‘Competition’ in the mobile video game market
Over the last few years, mobile platforms have become something like a new frontier for game developers. This is great for some reasons, but not so great for others. Among these not so great factors, we have things like an overabundance of (poor quality) games, a host of investors seeking only to capitalize on an expanding market, and largely as a result of that last one, we have skyrocketing user acquisition costs. This has led many to declare the current mobile video game market landscape as “competitive.”
In a certain sense, of course it’s competitive. When a market is as oversaturated as this one, and you’ve got puppies clawing tooth and nail to make it to the top of the litter, yeah, that’s competition. We, as game developers, are competing for an audience.
As obvious as that logic might seem, part of me disagrees with this idea that the video games market is one characterized by fierce competition. I would argue that any competition in the industry is entirely artificial. Let’s think about this for a second, on the most basic terms.
Wikipedia just told me that in economics, competition is ”the rivalry among sellers trying to achieve such goals as increasing profits, market share, and sales volume by varying the elements of the marketing mix: price, product, distribution, and promotion.”
If we look at the mobile video game market through the eyes of an economist, then we see a market that is oversaturated with a surplus of products on the market, with all players fighting to capture users through a limited number of distribution and promotional resources. Competition, right?
Here’s the thing though – the economist is viewing games as products. Video games are, of course, products; developers make games, and then other people buy those games, just as they would any other product. But like other media, games are more than just products – they’re art (literally, the NEA says so). What’s cool about art is that humans have an endless appetite for it, so long as it is in some way stimulating.

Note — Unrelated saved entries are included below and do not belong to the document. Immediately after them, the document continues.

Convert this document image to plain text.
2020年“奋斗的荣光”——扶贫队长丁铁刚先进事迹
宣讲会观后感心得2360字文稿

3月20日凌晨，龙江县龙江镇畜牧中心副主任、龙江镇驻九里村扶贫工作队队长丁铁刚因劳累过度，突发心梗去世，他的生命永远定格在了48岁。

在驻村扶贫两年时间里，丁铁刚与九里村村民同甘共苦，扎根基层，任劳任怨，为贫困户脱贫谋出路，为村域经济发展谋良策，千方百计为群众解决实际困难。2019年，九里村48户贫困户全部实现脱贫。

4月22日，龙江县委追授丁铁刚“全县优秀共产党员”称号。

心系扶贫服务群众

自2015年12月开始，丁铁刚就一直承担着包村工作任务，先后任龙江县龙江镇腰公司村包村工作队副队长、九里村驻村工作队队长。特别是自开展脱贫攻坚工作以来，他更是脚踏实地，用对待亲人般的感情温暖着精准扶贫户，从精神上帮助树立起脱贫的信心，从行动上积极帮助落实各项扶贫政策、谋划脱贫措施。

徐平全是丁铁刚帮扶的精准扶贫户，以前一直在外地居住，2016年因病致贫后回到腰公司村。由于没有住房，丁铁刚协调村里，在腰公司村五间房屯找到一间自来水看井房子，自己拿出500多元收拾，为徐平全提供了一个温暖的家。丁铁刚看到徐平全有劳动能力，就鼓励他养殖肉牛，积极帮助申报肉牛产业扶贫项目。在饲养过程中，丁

Let me illustrate with an example: say you have an incredible picture of a cat on your wall. You’re out at the store and you see the most beautiful drawn image of a hat you have ever seen in your life. Do you think to yourself “well, I already have a picture of a cat, so as much as I like this image of this hat, I really don’t need it…”? NO! You fork over whatever amount of cash it takes to get the picture of a hat into your living room, and up on the wall next to (or perhaps above) your picture of a cat.
I would argue that video games (and movies, books, etc.) are exactly the same. As consumers of video games, we don’t ever say “no thanks, quite enough games, thank you.” Quite to the contrary – gamers are a ravenous breed that will play and play and play so long as the product is fun. Do you see Animal Crossing: New Leaf in the store and think, “no thank you, I don’t need it because I’ve already got Call of Duty: Black Ops?”
I think I’ve made my point pretty clear by now, but if not, what I’m trying to say is that video games, as products, carry independent use values. As long as a video game has some semblance of originality to it, it occupies its own space in the market and does not enter into direct competition with any other games (obviously the more original the game, the truer this will be).
I think what many describe as competition in the mobile video game market is really something more like competition for a spot in the video game marketplace; you can’t really compete if you don’t have a seat at the table. Or a more appropriate analogy might be an art gallery: ‘customers’ are more like spectators, who engage with the works that they find the most interesting. Much like buying a piece of art to take home and display at your home is an optional investment, investing money in a freemium game is entirely up to the user. The only obstacle between the ‘artist’ and the ‘spectator,’ is visibility. They can’t see your work if it isn’t up on the wall at the gallery. That coveted spot on the wall is what artists and game developers are competing for.
In terms of economics, that probably still qualifies as competition, but let’s not take this idea that the mobile video game market is “competitive” as our cue to protectively hoard our ideas and eye each other suspiciously. Let’s do the opposite of that: play games our peers are making, tell our own audiences and fan bases about them, and spread the love around.